This tome was touted, at the time of its first publication, as the book written by “a little old lady in a nursing home”. May we be forever ashamed to pigeon-hole the elderly in such a manner again. What they MIGHT have said, is that this woman was a college dean of students and a professor of English. She was too busy to finish her book until her retirement. How lovely it was that she lived long enough to see it published!
In sumptuousness and richness, it is like Gone With the Wind without the racism. Most wonderfully of all, it is written in the manner in which time seems to go by, as we follow the life of a woman graduating from a women’s college in the late 1800’s. When she is young, a single year takes up many chapters, but when she is very elderly, one chapter spans years and years. As we age, time goes by so quickly.

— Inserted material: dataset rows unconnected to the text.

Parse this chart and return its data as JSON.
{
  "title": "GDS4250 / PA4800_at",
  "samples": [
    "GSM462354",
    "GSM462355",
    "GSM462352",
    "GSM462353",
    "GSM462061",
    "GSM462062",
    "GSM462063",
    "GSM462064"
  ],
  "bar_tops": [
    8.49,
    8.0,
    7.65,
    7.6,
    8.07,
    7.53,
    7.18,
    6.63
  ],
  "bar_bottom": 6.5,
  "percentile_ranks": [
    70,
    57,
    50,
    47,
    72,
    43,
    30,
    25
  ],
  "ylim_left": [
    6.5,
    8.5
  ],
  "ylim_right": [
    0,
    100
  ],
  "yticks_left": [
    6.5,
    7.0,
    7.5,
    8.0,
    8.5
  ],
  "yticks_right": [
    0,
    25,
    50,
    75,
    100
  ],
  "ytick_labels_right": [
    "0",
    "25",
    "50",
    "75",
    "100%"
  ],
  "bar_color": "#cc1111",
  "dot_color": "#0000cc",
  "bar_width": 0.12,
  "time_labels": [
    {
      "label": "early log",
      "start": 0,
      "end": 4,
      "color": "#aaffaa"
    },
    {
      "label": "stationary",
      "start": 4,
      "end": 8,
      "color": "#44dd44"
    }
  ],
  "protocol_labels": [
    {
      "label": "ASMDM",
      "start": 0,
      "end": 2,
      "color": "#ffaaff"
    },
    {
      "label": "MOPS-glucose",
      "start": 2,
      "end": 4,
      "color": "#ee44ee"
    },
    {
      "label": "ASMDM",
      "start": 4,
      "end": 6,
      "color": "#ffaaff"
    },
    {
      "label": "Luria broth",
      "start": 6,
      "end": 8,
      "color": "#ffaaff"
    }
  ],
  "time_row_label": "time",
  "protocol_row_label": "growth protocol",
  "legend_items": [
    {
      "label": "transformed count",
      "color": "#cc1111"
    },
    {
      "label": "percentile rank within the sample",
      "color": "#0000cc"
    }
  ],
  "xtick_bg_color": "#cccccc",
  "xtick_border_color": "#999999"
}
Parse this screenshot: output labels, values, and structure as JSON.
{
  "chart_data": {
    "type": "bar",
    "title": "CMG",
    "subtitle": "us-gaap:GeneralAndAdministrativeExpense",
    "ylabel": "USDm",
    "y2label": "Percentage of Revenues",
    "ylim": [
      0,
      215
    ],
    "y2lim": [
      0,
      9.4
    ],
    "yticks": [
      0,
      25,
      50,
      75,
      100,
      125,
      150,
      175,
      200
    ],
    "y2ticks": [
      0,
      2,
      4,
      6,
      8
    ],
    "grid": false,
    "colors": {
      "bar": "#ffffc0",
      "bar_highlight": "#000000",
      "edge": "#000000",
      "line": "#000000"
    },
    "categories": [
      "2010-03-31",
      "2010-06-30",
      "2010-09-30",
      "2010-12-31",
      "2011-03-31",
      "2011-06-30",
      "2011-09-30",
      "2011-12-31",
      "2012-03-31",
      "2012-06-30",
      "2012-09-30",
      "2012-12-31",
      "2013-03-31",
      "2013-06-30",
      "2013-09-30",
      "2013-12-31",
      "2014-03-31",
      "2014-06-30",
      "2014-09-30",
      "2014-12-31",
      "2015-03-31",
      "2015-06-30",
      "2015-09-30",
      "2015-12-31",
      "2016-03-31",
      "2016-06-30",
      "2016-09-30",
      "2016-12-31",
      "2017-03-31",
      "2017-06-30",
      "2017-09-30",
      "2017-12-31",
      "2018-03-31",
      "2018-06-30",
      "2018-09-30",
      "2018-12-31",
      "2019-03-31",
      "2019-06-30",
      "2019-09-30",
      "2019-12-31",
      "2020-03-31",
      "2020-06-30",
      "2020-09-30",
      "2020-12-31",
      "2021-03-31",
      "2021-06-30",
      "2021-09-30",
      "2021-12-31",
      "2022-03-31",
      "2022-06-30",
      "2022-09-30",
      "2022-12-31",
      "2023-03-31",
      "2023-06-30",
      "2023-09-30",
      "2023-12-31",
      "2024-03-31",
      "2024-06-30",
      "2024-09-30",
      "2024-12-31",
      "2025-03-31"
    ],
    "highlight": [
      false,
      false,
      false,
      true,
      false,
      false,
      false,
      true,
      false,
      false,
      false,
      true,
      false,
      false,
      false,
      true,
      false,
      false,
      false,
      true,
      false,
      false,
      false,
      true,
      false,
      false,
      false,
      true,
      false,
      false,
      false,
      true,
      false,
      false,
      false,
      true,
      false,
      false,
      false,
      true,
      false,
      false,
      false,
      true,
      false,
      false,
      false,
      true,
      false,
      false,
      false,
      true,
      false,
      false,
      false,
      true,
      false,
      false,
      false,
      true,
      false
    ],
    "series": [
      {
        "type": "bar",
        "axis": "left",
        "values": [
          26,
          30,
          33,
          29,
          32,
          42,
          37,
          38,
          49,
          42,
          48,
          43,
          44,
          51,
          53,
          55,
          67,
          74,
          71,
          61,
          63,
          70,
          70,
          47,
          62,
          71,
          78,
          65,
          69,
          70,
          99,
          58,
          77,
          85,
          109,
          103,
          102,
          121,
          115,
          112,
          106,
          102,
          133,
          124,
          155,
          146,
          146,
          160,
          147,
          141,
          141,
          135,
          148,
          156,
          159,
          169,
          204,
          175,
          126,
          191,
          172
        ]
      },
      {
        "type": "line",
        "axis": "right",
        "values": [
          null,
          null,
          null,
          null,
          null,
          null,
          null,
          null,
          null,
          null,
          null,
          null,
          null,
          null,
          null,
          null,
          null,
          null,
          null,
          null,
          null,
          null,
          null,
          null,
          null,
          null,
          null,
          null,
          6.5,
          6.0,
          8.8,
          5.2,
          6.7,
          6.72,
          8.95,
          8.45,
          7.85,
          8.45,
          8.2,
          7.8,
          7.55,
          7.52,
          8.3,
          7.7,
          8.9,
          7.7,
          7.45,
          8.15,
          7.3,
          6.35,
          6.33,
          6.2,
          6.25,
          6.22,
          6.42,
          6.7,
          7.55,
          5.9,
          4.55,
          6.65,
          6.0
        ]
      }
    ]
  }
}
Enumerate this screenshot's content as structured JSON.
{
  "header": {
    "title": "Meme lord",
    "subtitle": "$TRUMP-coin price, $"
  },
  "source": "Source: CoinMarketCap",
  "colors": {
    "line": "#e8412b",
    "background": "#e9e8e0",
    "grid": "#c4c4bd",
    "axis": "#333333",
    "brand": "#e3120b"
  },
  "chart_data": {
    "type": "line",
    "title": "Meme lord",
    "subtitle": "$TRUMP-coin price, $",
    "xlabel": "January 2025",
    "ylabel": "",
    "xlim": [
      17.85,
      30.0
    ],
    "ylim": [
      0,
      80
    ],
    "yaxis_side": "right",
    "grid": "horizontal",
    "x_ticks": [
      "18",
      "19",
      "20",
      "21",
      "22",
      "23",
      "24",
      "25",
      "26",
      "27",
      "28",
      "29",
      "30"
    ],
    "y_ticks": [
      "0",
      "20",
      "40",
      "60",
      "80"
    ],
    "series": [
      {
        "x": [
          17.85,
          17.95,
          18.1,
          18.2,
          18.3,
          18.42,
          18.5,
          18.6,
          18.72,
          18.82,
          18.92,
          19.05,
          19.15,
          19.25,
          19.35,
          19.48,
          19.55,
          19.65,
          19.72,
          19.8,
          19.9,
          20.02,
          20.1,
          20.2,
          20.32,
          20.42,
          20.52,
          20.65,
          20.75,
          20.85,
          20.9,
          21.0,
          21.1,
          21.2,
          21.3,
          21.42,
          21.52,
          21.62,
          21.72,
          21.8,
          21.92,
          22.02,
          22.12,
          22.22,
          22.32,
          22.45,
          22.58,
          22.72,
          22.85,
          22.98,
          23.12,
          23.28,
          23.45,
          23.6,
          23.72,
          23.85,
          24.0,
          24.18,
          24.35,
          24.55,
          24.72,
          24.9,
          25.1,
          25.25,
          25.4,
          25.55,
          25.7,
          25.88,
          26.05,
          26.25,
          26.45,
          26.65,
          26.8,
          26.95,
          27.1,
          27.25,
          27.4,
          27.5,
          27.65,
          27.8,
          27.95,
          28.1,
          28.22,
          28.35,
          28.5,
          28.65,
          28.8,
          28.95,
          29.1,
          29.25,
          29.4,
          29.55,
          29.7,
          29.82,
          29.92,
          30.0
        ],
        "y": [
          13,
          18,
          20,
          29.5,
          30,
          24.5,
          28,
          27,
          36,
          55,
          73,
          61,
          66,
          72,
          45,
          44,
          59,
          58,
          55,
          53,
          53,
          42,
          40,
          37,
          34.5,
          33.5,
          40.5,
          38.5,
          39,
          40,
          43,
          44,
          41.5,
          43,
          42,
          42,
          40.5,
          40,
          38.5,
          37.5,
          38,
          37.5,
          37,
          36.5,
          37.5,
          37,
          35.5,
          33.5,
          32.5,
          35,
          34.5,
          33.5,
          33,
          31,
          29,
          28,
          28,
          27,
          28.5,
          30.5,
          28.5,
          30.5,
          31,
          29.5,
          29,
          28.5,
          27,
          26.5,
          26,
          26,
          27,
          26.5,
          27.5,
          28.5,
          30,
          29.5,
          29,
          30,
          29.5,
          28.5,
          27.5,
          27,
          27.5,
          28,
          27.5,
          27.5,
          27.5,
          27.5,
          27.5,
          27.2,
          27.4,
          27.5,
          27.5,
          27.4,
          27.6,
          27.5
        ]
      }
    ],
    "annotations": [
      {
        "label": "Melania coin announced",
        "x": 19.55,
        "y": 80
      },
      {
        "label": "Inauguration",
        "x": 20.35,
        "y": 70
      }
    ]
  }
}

Her use of the language is so brilliant that I now count hers as one of my favorite novels. It is thicker than some dictionaries, but infinitely more absorbing, and so I read it twice, once when I was a young mother with my first tiny babes at home; we were poor enough that I saved box tops and waited for double coupon day to buy groceries, but the Book of the Month Club was our one luxury, and they sent this. I read it again later when I was teaching. I gave my mother a copy for Christmas one year, and she loved it too.
I just may go back and read it again..
If you have grown up in the era of instant gratification and sound bites, this is not your book. This is a book to curl up with on a chilly afternoon and let the world fade away. Patience and a fairly high vocabulary level and awareness of the past will help, but give it a try if you aren’t sure. It will be worth it.